Buying a House: Part II – Down Payment

Based on my last blog, you should have a rough idea of what you can afford. Now can you save the required down payment to purchase your first house? Boosting your savings rate from 10% to 15% of your gross family income will give you a better chance of achieving your goal.

Don’t forget about closing costs! Multiply 3% of the house price for lawyer fees, house insurance, title insurance and land transfer tax. Depending on your closing date you may need to pay some pre-paid expenses like property taxes.

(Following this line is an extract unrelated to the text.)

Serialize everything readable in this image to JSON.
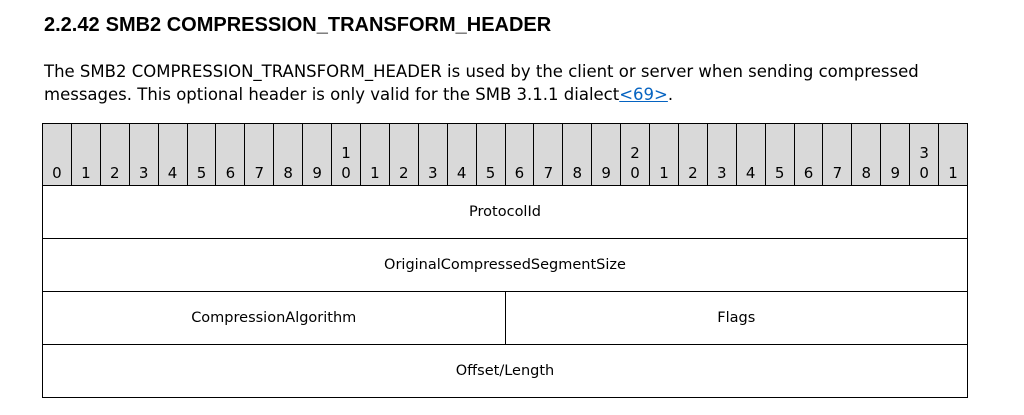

To reach your savings goal, I strongly recommend a forced saving plan. Allocate a set amount of your weekly or bi-weekly pay check into a RRSP to take advantage of the first time “Home Buyers’ Plan”!

Advantages

  • Tax free personal withdrawal of $25,000 ($50,000 per couple)
  • Interest free loan
  • Refunds can be added to your saving plan
  • You have 15 years to repay the withdrawals
  • Income on investments grows tax free
  • No withholding tax on withdrawals

Disadvantages

  • Your retirement plan will lose income
  • A missed repayment will be added to your income
  • Must make an annual repayment of 1/15 of the withdrawal

Check out the CRA web site to see if you qualify as a first time home buyer. Plus have a good look at their withdrawal and pay back conditions. Contributing $50,000 over time into RRSPs could result in adding another $10,000 to $15,000 to your down payment.

Saving for a down payment can be reachable. It would only take three years to save $25,000 by transferring $700 a month into your RRSP. Save the refund and a couple could have $65,000 for a down payment.

Don’t wait to find your soul mate, start saving now, so that you and your soul mate will have someplace to live.